I was one of the human book-keepers for this benchmark (the preparer; my co-founder verified the VAT submission once ready), and given that at the time of doing this I knew I was eventually going to use this data for evaluating the models, I was super careful. So I guess this is a "good book-keeper". In the previous company our book-keepers made lots of mistakes; some serious enough that we had to restate our company's accounts.
It’s a service that provides an AI bookkeeper so it’s a pretty relevant metric.
You'd care if you had a human bookkeeper and you were considering replacing them with this company's AI bookkeeper.
Why would I want both a less accurate book keeper and to incur all of the liability of doing the books myself?!
It's not less accurate. As commented above, the control knew they were being tested against the machine, so made sure to be super careful.
In everyday life the human is less careful, and the machine costs 1% of the human.
Presumably your current book keeper is not your slave, and you have to pay them...

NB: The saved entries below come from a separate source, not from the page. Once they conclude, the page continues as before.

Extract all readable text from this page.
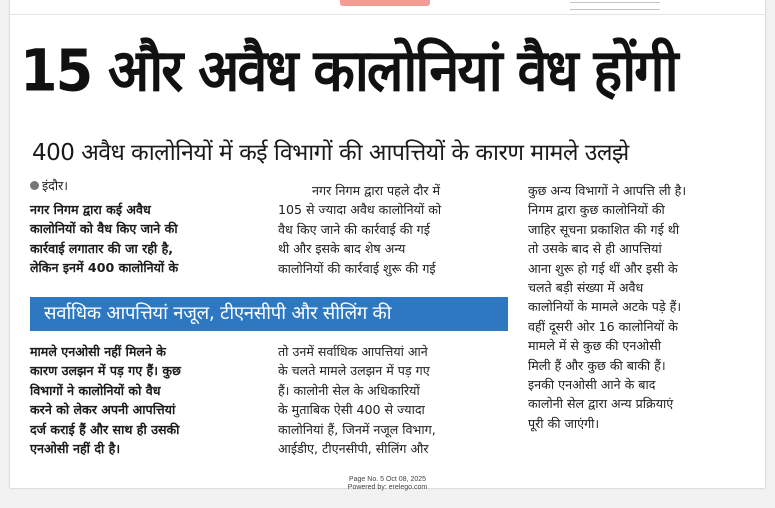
15 और अवैध कालोनियां वैध होंगी
400 अवैध कालोनियों में कई विभागों की आपत्तियों के कारण मामले उलझे
इंदौर।
नगर निगम द्वारा कई अवैध
कालोनियों को वैध किए जाने की
कार्रवाई लगातार की जा रही है,
लेकिन इनमें 400 कालोनियों के
नगर निगम द्वारा पहले दौर में
105 से ज्यादा अवैध कालोनियों को
वैध किए जाने की कार्रवाई की गई
थी और इसके बाद शेष अन्य
कालोनियों की कार्रवाई शुरू की गई
सर्वाधिक आपत्तियां नजूल, टीएनसीपी और सीलिंग की
मामले एनओसी नहीं मिलने के
कारण उलझन में पड़ गए हैं। कुछ
विभागों ने कालोनियों को वैध
करने को लेकर अपनी आपत्तियां
दर्ज कराई हैं और साथ ही उसकी
एनओसी नहीं दी है।
तो उनमें सर्वाधिक आपत्तियां आने
के चलते मामले उलझन में पड़ गए
हैं। कालोनी सेल के अधिकारियों
के मुताबिक ऐसी 400 से ज्यादा
कालोनियां हैं, जिनमें नजूल विभाग,
आईडीए, टीएनसीपी, सीलिंग और
कुछ अन्य विभागों ने आपत्ति ली है।
निगम द्वारा कुछ कालोनियों की
जाहिर सूचना प्रकाशित की गई थी
तो उसके बाद से ही आपत्तियां
आना शुरू हो गई थीं और इसी के
चलते बड़ी संख्या में अवैध
कालोनियों के मामले अटके पड़े हैं।
वहीं दूसरी ओर 16 कालोनियों के
मामले में से कुछ की एनओसी
मिली हैं और कुछ की बाकी हैं।
इनकी एनओसी आने के बाद
कालोनी सेल द्वारा अन्य प्रक्रियाएं
पूरी की जाएंगी।
Page No. 5 Oct 08, 2025
Powered by: erelego.com
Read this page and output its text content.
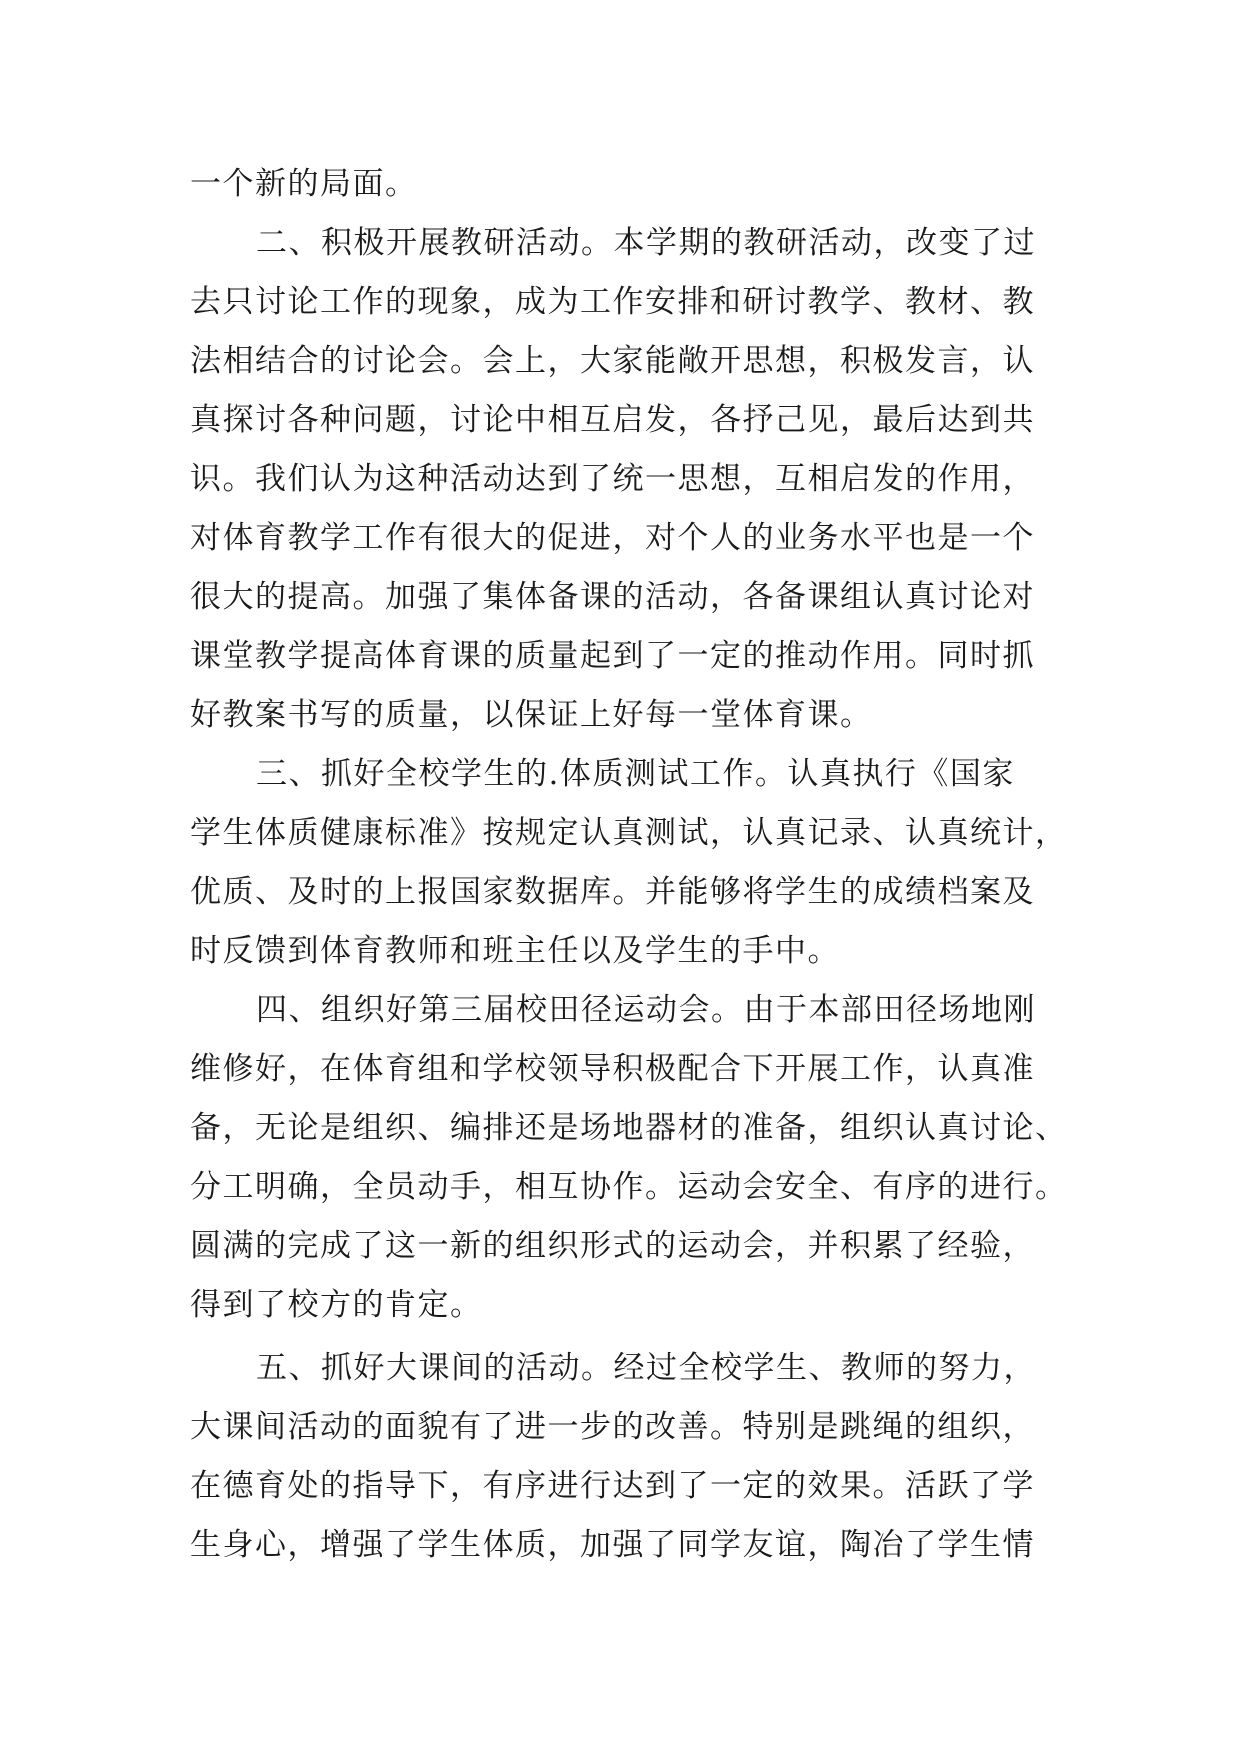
一个新的局面。
二、积极开展教研活动。本学期的教研活动，改变了过
去只讨论工作的现象，成为工作安排和研讨教学、教材、教
法相结合的讨论会。会上，大家能敞开思想，积极发言，认
真探讨各种问题，讨论中相互启发，各抒己见，最后达到共
识。我们认为这种活动达到了统一思想，互相启发的作用，
对体育教学工作有很大的促进，对个人的业务水平也是一个
很大的提高。加强了集体备课的活动，各备课组认真讨论对
课堂教学提高体育课的质量起到了一定的推动作用。同时抓
好教案书写的质量，以保证上好每一堂体育课。
三、抓好全校学生的.体质测试工作。认真执行《国家
学生体质健康标准》按规定认真测试，认真记录、认真统计，
优质、及时的上报国家数据库。并能够将学生的成绩档案及
时反馈到体育教师和班主任以及学生的手中。
四、组织好第三届校田径运动会。由于本部田径场地刚
维修好，在体育组和学校领导积极配合下开展工作，认真准
备，无论是组织、编排还是场地器材的准备，组织认真讨论、
分工明确，全员动手，相互协作。运动会安全、有序的进行。
圆满的完成了这一新的组织形式的运动会，并积累了经验，
得到了校方的肯定。
五、抓好大课间的活动。经过全校学生、教师的努力，
大课间活动的面貌有了进一步的改善。特别是跳绳的组织，
在德育处的指导下，有序进行达到了一定的效果。活跃了学
生身心，增强了学生体质，加强了同学友谊，陶冶了学生情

...again: liability is the key issue. Cost savings a not exactly an isolated issue here.
Then why only have one human bookkeeper? Surely two would be better, since you can compare their results. But then, perhaps you should hire three, so you can figure out which one is right.
Oh, I'm actively doing this at the moment. FreeAgent grabs my transactions from Wise already, and then I give it [Claude Code, in fact] a folder of PDFs to attach to my invoices, including figuring out VAT, and it's uploading what it found using the FreeAgent API. My accountant hasn't complained yet, and it seems considerably more accurate than when my wife was doing it.
Quiet plug for https://github.com/pjlsergeant/byre which I use for all my little projects like this.
Very cool!
We've used the following CLI to do the freeagent upload:
https://github.com/anjor/freeagent-cli
How are you dealing with finding the receipts? Would you like to try a receipt finder that grabs them from your mailbox/ google drive?
> They've done studies, you know. Sixty percent of the time, it works every time.